Thu, 02 September 2010  21:51:37
Growth Hopes
30 Jun, 2009 10:57:38
Sri Lanka recovery to be driven by domestic factors: economist
June 30, 2009 (LBO) - Sri Lanka's economic recovery will be driven largely by domestic reconstruction flowing from an end of a three decade long war with some support from an external pick up, a regional economist said.
"A lot of domestic factors, the end of war, rehabilitation, re-construction and improvement from agriculture will drive growth," HSBC Singapore economist Prakriti Sofat said at a business forum in Colombo Tuesday.

"There has been massive policy easing and market interest rates have come down."

Growth Support

Sri Lanka cut policy rates from a penal 19.0 percent in to 11.50 percent so far in 2009, and government security yields have plummeted, though bank lending rates are falling at a slower pace.

Sri Lanka's economic growth slowed to 1.5 percent in the first quarter, as a collapse in global demand buffeted exports and domestic interest rates were rocketed in the last quarter of 2008 to counter a balance of payments crisis.

The central bank has since floated the rupee and is now collecting foreign reserves.

Both imports and exports have shrunk, narrowing the trade deficit so far this year.

Sofat said Sri Lanka's trade deficit is structural and is beneficial for a country that is growing.
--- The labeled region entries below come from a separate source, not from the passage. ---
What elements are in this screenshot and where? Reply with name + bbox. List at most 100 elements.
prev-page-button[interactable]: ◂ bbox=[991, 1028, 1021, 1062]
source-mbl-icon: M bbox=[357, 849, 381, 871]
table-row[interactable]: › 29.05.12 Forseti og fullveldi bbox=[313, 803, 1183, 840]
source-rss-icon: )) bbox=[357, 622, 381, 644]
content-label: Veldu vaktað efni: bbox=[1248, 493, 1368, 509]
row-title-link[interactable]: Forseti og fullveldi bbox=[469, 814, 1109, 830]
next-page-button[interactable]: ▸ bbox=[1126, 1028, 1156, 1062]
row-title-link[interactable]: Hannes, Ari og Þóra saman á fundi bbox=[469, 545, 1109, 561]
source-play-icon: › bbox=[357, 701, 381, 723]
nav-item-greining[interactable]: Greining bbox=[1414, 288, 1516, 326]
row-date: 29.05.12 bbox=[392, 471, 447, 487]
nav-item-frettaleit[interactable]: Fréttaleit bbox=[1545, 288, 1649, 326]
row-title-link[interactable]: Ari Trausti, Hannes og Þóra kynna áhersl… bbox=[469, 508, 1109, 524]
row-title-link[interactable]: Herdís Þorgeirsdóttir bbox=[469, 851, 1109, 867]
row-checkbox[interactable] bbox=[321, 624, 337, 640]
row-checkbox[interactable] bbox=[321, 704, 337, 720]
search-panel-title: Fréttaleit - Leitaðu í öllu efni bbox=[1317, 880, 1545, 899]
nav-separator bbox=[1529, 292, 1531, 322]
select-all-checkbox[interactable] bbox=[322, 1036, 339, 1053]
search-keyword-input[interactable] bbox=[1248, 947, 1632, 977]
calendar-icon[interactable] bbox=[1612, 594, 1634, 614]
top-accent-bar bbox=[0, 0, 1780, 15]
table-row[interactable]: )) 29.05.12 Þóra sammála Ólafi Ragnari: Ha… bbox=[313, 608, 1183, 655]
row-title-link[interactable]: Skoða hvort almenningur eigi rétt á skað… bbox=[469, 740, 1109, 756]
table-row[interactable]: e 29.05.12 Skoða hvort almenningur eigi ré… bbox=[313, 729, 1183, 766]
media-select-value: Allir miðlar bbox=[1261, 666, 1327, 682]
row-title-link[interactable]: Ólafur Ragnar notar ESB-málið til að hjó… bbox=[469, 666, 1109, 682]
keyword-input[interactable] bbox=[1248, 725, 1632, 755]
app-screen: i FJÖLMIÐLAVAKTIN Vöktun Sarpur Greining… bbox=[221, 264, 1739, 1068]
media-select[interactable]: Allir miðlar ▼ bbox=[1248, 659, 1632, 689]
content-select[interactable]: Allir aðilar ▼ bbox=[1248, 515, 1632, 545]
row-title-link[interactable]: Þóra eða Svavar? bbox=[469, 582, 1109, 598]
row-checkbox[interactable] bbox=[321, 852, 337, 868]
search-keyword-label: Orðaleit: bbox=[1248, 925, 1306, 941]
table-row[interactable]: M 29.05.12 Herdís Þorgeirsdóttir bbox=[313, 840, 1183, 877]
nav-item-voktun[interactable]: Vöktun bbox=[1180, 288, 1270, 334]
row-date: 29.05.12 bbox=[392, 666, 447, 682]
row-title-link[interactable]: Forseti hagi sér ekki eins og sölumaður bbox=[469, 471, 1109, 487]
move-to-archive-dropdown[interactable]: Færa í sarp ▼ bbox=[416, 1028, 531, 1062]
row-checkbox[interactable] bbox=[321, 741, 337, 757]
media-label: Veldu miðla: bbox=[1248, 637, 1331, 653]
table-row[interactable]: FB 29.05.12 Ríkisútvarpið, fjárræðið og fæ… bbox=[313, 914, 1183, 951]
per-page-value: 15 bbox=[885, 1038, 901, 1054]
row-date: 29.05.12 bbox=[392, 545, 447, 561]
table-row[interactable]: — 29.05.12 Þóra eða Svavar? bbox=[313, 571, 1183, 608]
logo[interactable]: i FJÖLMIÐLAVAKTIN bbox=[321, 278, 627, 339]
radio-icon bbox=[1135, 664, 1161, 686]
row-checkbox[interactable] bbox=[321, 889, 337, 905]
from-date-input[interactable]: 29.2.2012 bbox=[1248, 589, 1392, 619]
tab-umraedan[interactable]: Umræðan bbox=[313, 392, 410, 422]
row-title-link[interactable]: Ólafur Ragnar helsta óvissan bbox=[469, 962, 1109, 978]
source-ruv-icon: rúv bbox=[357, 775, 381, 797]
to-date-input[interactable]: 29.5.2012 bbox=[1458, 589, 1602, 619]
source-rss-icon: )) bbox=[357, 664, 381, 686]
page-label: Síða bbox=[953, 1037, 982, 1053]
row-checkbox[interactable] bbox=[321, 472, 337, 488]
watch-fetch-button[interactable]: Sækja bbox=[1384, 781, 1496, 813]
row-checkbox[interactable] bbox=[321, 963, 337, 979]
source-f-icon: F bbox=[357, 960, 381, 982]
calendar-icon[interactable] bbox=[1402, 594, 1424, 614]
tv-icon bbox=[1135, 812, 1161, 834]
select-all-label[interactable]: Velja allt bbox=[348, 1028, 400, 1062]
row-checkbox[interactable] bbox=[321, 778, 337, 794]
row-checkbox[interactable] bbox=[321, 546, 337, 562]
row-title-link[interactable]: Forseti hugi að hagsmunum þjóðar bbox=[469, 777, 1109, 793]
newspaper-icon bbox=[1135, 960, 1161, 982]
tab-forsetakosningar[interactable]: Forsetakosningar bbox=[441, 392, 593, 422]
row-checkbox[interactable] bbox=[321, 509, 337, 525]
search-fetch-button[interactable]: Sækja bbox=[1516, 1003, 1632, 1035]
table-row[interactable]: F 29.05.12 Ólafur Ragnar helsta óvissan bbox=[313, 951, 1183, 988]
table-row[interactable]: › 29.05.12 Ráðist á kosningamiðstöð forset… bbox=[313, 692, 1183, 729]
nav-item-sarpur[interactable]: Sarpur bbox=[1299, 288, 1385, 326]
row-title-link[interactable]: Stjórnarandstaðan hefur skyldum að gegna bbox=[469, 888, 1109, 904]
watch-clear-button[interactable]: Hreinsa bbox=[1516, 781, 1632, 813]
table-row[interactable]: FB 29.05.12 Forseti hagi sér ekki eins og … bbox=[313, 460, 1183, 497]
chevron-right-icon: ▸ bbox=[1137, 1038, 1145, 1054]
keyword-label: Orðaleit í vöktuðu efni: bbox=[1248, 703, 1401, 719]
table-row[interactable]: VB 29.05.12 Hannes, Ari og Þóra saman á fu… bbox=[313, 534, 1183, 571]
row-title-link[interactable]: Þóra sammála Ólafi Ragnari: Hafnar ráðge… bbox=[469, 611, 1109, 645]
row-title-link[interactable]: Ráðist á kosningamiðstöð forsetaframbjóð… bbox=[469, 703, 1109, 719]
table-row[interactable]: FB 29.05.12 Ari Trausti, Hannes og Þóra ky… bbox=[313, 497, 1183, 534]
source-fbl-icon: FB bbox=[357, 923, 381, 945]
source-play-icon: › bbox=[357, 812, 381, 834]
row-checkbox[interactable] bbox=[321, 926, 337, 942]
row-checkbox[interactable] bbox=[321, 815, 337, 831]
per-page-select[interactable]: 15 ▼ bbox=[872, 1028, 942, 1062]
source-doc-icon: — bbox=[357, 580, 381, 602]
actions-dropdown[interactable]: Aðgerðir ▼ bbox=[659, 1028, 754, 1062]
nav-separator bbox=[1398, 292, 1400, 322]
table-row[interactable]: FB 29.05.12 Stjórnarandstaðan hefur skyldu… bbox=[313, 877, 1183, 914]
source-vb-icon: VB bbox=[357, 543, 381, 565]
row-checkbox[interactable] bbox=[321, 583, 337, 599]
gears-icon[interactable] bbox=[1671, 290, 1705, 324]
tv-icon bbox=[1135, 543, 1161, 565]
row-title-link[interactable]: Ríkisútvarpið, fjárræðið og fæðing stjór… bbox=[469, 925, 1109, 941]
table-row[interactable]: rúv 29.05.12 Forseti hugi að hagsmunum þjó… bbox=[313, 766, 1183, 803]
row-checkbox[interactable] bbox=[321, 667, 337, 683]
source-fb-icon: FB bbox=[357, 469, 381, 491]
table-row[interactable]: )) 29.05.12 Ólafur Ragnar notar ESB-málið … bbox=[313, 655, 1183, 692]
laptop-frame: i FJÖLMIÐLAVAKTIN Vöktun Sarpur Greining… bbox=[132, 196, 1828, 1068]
A trade deficit shows the import of goods that contribute to economic activity financed by remittances and official aid flows.

Sri Lanka is also likely get some support from an external pick-up, with signs that the US economy was starting to turn around. Intra regional Asian trade and tourism was also likely to revive.

Inflation

Inflation in Sri Lanka was now in low single digits. Sofat said the low inflation will increase disposal income of the people allowing the domestic economy to grow.

Growth in many Asian economies had started to slow by the middle of last year due to a massive "inflation shock", even before the impact from a US slowdown became widespread.

"Economic growth in Asia started slowing down in the middle of last year," Sofat said.

"When inflation is high it erodes purchasing power. It stops consumption."

HSBC was forecasting inflation to be around 5.0 percent in Sri Lanka, though it could return to a long-run average of 11 percent two years down the line.

Prospects

Though credit growth was picking up, so far this year most of the money has been taken by the government, which could crowd out the private sector.

Sofat said Sri Lanka has spent about 6.0 percent on infrastructure despite military expenditure being about 4.0 percent of gross domestic product (GDP).

A three decade war with Tamil Tiger separates ended in May with the military wiping out the group's leadership.

There were hopes that military expenditure can be diverted to growth.

Sofat said Vietnam was spending about 10.0 percent of GDP on infrastructure, which in turn helps draw in private investment.

Sri Lanka's foreign direct investment (FDI) was averaging a "disappointing" 500 million US dollars year, mostly due to investor nervousness about the war, she said.

But Vietnam, an 80 billion US dollar economy was attracting 11.0 billion dollars in FDI a year.

"When political devolution happens as the international community sees it happening, FDI will go up," she said.

Sofat said a delayed International Monetary Fund loan would also help strengthen the country's prospects, when it comes.